La culotte menstruelle, une solution adaptée à toutes les femmes

Moodz, Sisters Republic ou encore Meuf Paris, les marques de culottes menstruelles sont nombreuses. De son côté, Blooming est déjà vendu en GMS, et a réussi à séduire plusieurs enseignes telles que Carrefour, Auchan et Monoprix. Cependant, Anne-Laure Courvoisier avait à l’origine un autre projet. « Au départ de ce projet, je souhaitais notamment développer une plateforme de services autour de la santé intime des femmes », précise-t-elle. Cependant, l’entreprise a choisi de se concentrer sur le produit des culottes menstruelles, « une vraie solution pour les femmes ». La marque repose sur un « noyau technologique unique et breveté ». En apparence, le produit a tout d’un sous-vêtement classique, mais à l’intérieur se trouve une protection multicouche ultra-absorbante.

« Nous allions à la fois un savoir-faire breveté et un modélisme très précis, qui a été réalisé avec la collaboration d’un patron-styliste de 30 ans d’expérience », explique Anne-Laure Courvoisier. Sa volonté? Créer une « collection aux vingt modèles, qui visait à satisfaire toutes les envies de lingerie et toutes les morphologies ». La culotte Blooming convient également aux femmes de tous âges, de la taille 10 à la taille 52.
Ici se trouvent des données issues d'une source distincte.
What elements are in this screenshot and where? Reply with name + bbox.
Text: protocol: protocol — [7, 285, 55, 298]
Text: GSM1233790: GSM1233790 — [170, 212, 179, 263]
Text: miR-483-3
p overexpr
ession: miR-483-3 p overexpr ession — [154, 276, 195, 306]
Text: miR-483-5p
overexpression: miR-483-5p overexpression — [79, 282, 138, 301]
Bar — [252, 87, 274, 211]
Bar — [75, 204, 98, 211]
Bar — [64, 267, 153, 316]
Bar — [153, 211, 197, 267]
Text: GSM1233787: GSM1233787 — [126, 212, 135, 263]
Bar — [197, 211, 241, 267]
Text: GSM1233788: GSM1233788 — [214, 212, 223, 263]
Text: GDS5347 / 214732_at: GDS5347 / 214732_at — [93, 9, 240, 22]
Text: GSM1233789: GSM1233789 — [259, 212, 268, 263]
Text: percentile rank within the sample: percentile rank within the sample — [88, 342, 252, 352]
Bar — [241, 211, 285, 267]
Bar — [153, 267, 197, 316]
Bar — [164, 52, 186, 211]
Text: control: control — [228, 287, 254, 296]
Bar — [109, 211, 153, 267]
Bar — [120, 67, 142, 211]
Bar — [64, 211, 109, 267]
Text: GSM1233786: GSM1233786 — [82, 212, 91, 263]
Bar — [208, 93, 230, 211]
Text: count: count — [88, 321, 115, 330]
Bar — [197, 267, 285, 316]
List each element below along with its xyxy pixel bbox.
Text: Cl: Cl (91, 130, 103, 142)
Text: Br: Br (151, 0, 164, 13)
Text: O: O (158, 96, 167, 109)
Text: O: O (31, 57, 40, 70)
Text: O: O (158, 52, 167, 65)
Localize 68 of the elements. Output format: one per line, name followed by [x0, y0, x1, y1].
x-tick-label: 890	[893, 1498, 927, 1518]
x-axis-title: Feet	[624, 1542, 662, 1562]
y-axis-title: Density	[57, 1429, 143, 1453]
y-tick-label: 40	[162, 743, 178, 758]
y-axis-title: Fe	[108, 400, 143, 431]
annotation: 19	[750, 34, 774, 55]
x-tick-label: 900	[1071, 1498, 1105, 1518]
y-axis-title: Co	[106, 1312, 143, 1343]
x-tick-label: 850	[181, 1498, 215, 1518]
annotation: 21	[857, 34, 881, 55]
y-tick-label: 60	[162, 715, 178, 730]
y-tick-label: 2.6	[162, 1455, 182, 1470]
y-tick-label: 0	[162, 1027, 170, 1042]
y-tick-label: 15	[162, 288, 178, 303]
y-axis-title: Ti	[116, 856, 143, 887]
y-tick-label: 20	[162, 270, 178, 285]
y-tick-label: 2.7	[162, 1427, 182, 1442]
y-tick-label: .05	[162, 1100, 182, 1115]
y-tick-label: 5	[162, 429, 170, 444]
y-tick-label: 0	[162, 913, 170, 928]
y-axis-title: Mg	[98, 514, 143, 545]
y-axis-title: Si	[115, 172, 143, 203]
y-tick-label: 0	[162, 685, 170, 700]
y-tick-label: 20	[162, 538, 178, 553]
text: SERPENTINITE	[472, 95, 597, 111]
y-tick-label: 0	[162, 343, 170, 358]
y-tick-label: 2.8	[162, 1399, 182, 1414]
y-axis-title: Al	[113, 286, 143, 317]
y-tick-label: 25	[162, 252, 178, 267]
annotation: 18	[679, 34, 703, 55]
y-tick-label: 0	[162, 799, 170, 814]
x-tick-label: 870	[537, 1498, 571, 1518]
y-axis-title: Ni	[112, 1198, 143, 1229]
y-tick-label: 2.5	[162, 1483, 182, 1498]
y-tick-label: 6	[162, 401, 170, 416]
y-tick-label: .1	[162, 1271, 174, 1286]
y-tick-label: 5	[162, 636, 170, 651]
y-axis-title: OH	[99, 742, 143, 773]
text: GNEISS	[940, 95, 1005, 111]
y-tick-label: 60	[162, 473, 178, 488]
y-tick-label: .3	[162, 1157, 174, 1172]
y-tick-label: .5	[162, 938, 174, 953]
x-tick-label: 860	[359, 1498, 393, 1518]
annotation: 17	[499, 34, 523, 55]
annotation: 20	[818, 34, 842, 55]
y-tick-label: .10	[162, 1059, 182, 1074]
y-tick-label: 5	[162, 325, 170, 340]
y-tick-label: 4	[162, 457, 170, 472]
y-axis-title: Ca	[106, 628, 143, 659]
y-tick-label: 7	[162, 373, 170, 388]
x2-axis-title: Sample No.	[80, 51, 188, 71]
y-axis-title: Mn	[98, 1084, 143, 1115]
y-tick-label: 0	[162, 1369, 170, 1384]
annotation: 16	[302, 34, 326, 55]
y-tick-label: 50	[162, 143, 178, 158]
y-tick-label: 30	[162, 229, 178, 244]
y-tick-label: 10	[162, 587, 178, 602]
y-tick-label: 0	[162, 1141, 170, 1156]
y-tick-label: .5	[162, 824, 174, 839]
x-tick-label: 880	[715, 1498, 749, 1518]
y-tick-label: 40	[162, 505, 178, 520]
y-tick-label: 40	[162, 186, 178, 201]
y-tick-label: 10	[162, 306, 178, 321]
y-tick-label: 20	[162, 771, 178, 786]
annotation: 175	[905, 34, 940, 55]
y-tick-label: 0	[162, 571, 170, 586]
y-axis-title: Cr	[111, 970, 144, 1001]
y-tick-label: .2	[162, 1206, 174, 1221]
La culotte menstruelle fleurie a séduit 350 000 femmes selon son fondateur. Aujourd’hui, 1 femme sur 4 a intégré ce type de protection dans sa routine menstruelle. Ils évoluent et cela permet de réduire le recours aux solutions à usage unique. Anne-Laure Courvoisier précise que cela « représente 45 milliards de déchets par an, et 3 tours Montparnasse en France ». « Les femmes utiliseront un peu, beaucoup, avec passion la culotte vintage. Certaines l’utiliseront seules, et pour d’autres elles l’utiliseront en complément d’autres moyens », explique-t-elle. Alors on espère que si le vestiaire féminin a évolué, qu’il être le même avec les tabous autour des menstruations.